Autophagy promotes immune evasion of pancreatic cancer by degrading MHC-I

Immune evasion is a major obstacle for cancer treatment. Common mechanisms of evasion include impaired antigen presentation caused by mutations or loss of heterozygosity of the major histocompatibility complex class I (MHC-I), which has been implicated in resistance to immune checkpoint blockade (ICB) therapy 1 – 3 . However, in pancreatic ductal adenocarcinoma (PDAC), which is resistant to most therapies including ICB 4 , mutations that cause loss of MHC-I are rarely found 5 despite the frequent downregulation of MHC-I expression 6 – 8 . Here we show that, in PDAC, MHC-I molecules are selectively targeted for lysosomal degradation by an autophagy-dependent mechanism that involves the autophagy cargo receptor NBR1. PDAC cells display reduced expression of MHC-I at the cell surface and instead demonstrate predominant localization within autophagosomes and lysosomes. Notably, inhibition of autophagy restores surface levels of MHC-I and leads to improved antigen presentation, enhanced anti-tumour T cell responses and reduced tumour growth in syngeneic host mice.
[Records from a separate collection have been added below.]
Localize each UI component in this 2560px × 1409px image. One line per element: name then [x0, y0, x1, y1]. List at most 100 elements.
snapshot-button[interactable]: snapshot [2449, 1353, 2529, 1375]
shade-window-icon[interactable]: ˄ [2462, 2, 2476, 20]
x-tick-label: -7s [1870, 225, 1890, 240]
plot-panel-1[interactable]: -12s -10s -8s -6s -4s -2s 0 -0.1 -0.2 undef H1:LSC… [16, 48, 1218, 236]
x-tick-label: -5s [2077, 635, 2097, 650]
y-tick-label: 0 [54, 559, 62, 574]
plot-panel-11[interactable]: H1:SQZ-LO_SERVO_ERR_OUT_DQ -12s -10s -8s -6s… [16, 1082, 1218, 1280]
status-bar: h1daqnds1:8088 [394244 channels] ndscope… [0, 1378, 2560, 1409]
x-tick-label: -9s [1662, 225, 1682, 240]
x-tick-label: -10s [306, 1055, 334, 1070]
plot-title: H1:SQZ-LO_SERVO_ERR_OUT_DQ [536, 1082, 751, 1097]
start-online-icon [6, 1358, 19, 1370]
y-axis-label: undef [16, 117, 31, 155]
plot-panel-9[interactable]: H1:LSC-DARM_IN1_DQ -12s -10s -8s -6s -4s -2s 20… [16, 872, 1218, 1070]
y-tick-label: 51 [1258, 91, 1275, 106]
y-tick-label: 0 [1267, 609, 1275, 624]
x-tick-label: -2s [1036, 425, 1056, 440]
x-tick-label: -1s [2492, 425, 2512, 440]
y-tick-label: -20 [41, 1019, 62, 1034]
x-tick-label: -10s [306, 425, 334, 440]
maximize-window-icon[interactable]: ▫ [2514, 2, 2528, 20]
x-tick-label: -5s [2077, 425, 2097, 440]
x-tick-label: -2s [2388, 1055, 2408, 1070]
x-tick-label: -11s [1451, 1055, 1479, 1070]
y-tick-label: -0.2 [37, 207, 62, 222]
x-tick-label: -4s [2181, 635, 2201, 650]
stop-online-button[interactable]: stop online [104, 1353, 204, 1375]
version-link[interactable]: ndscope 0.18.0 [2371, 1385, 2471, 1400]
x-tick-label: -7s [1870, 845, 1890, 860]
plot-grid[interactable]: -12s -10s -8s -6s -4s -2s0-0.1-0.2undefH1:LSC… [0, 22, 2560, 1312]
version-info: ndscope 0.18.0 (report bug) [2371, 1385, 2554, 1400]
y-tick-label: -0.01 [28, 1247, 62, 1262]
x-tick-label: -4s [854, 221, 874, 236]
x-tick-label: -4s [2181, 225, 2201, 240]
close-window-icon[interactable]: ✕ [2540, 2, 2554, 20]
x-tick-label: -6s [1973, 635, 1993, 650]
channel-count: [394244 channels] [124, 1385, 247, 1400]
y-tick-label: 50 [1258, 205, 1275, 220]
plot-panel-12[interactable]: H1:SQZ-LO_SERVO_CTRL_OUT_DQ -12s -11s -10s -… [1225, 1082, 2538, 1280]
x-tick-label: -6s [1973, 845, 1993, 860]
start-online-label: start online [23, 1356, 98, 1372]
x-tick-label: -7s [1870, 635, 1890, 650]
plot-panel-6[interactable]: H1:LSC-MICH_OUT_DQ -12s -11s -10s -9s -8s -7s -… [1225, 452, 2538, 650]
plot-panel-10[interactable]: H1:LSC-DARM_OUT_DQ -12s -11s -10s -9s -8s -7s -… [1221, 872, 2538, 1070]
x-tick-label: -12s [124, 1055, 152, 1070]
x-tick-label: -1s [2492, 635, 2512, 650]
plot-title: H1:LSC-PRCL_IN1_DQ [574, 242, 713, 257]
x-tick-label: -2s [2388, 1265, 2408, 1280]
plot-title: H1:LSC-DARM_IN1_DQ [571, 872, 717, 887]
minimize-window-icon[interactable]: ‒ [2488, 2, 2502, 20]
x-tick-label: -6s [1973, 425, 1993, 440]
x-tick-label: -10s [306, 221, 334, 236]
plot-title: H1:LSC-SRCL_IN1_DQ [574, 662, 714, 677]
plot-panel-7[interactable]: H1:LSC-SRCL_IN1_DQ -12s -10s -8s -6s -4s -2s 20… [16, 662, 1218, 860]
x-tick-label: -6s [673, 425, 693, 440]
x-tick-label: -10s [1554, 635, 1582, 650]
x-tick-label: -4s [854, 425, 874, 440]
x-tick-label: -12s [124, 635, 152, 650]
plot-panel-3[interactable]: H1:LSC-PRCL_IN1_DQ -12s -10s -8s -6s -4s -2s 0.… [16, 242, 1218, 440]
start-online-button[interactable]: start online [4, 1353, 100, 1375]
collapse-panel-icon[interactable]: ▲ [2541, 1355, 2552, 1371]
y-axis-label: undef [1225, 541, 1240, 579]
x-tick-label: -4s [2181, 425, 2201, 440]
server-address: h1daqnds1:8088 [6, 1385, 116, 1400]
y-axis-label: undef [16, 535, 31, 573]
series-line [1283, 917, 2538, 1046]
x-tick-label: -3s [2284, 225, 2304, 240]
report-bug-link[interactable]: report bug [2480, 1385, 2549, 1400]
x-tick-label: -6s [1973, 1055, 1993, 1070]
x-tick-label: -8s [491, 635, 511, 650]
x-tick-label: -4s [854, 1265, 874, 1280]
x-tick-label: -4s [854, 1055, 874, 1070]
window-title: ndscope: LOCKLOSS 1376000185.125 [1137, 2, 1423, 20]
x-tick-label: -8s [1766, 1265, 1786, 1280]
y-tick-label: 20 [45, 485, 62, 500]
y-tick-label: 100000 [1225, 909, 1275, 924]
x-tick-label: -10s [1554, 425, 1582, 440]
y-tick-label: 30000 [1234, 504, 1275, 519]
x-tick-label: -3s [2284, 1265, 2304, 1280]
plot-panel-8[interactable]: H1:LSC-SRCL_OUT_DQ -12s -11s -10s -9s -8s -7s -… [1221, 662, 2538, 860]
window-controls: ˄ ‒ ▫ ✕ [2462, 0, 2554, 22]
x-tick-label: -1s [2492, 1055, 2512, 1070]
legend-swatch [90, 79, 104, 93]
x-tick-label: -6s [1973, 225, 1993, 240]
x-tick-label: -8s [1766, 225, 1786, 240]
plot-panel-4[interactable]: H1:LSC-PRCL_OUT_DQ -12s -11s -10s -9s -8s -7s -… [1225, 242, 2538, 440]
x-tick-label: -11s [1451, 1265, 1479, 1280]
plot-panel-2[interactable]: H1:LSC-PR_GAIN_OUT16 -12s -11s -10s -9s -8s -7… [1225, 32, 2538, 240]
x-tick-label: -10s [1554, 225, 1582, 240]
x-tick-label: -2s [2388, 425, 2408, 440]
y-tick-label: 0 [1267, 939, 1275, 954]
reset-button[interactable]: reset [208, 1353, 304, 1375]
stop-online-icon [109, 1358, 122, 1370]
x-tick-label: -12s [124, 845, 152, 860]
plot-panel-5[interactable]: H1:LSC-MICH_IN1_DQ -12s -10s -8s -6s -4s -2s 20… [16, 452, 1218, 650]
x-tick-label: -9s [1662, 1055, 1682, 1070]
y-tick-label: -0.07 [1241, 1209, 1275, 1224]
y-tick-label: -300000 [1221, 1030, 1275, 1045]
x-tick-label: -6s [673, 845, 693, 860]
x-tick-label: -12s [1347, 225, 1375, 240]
Accordingly, the anti-tumour effects of autophagy inhibition are reversed by depleting CD8 + T cells or reducing surface expression of MHC-I. Inhibition of autophagy, either genetically or pharmacologically with chloroquine, synergizes with dual ICB therapy (anti-PD1 and anti-CTLA4 antibodies), and leads to an enhanced anti-tumour immune response. Our findings demonstrate a role for enhanced autophagy or lysosome function in immune evasion by selective targeting of MHC-I molecules for degradation, and provide a rationale for the combination of autophagy inhibition and dual ICB therapy as a therapeutic strategy against PDAC. Inhibition of the autophagy–lysosome system upregulates surface expression of MHC class I proteins and enhances antigen presentation, and evokes a potent anti-tumour immune response that is mediated by CD8 + T cells.